Cancer, says Dan Rodgers, is a hellish parade of horribleness.

Cancerous cells multiply aggressively, interfering with the normal function of healthy organs. Tumors secrete hormones and other chemicals that exploit the body’s own defenses to the cancer’s advantage. Your body knows something is wrong, so stress hormones are released in an effort to inhibit growth processes and channel nutrients to the brain.

Dan Rodgers in his WSU lab
Dan Rodgers (Courtesy Dan Rodgers)

Deprived of resources, muscles begin to atrophy. Washington State University muscle biologist Rodgers, together with colleagues at the Baker Heart and Diabetes Institute in Australia, investigated treatments for tumor-induced muscle wasting called cancer cachexia. The research was so promising that Rodgers founded AAVogen, a company dedicated to bringing the therapy to market.

For Rodgers, it’s personal. “My dad died of pancreatic cancer. He didn’t die from the tumor metastasizing. He died because of extreme muscle loss.”

Cachexia can be fatal but, more often, it reduces a patient’s mobility and quality of life—as does muscle wasting in muscular dystrophy. That’s the condition for which Rodgers and his team think they may have found a treatment.

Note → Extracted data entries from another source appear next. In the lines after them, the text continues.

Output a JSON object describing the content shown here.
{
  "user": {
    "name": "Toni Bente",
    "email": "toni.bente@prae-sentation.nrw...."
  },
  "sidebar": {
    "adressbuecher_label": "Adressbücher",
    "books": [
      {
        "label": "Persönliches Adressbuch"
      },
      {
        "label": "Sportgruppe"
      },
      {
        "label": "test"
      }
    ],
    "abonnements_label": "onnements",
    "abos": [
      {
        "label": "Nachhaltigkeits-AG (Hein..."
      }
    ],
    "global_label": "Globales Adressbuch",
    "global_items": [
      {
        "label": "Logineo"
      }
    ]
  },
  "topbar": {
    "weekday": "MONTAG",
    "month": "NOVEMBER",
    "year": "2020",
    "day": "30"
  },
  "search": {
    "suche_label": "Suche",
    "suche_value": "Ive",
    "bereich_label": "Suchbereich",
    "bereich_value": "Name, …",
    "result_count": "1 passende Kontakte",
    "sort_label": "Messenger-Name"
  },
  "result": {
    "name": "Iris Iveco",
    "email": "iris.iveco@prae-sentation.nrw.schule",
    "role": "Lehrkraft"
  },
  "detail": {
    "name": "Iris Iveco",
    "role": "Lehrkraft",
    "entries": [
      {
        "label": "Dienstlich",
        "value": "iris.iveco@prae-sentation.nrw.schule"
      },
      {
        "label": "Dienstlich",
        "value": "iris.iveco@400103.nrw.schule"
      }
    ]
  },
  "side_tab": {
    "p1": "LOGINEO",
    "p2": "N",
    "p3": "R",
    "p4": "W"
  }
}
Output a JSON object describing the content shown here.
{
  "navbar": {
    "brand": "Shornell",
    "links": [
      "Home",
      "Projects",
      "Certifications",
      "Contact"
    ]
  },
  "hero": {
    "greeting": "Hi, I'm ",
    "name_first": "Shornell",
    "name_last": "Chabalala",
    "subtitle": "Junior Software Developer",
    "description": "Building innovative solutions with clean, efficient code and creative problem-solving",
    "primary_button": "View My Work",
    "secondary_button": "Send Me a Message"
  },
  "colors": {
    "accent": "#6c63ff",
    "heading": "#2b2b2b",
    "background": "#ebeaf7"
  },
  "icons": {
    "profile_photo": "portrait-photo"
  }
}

Myostatin, a protein that blocks the growth of muscle and helps optimize muscle mass, normally limits muscle growth, which is metabolically expensive to produce. Their treatment blocks the action of myostatin with a gene called SMAD7. Blocking myostatin in animals can result in double-muscled cattle, like the Belgian Blue.

Myostatin inhibitors have been tested in clinical trials to treat muscular dystrophy and cachexia but they worked outside the cell. “So if you injected one of these inhibitors in the circulation, they’d block myostatin from working on every tissue, not just muscles. They’d also block other hormones that are structurally very similar to myostatin,” Rodgers says. Administering a myostatin inhibitor outside the cell can result in nasty side effects that weaken blood vessels and cause internal bleeding throughout the respiratory system.

AAVogen’s solution is to deliver the inhibitory gene directly to muscle cells using an attenuated virus that co-evolved with humans and does not cause disease. “This works via injection but the virus only sticks to cardiac and skeletal muscles,” Rodgers says. “The virus is recognized by a receptor, and the virus—and its therapeutic package of DNA—are engulfed by the cell. Once in the cell, the therapeutic package goes into bioreactor mode.”

In other words, it starts reproducing and doing its therapeutic work.

Rodgers says, “You don’t need to infect 100 percent of the cells in a muscle. If a few cells recover, the whole muscle is going to be better.”

The first goal is to get FDA approval for the targeted gene therapy to treat muscular dystrophy. To that end, late in 2017 AAVogen received a $2 million infusion to run FDA Phase II toxicology and safety studies that are the prerequisite to human clinical trials.

“Our therapy increases the efficiency of the heart, so we could potentially treat heart failure, as well,” Rodgers says. Which means, he points out, that athletes will want it to build up heart muscle. “Gene therapy is on the anti-doping radar.” AAVogen is also developing an assay to determine if a person has been exposed to the delivery virus or has SMAD7 in muscle cells.

Rodgers says he gets dozens of emails a week from people whose family members have muscular dystrophy and who have seen his papers in scientific journals. “I spend several hours a week trying to answer questions,” he says.

His urgency is palpable, not only because he lost his father to a potentially reversible condition but also because of another family member with muscular dystrophy. Flicking a tear from the corner of his eye, he straightens up in his chair, determined, relentless, back to work.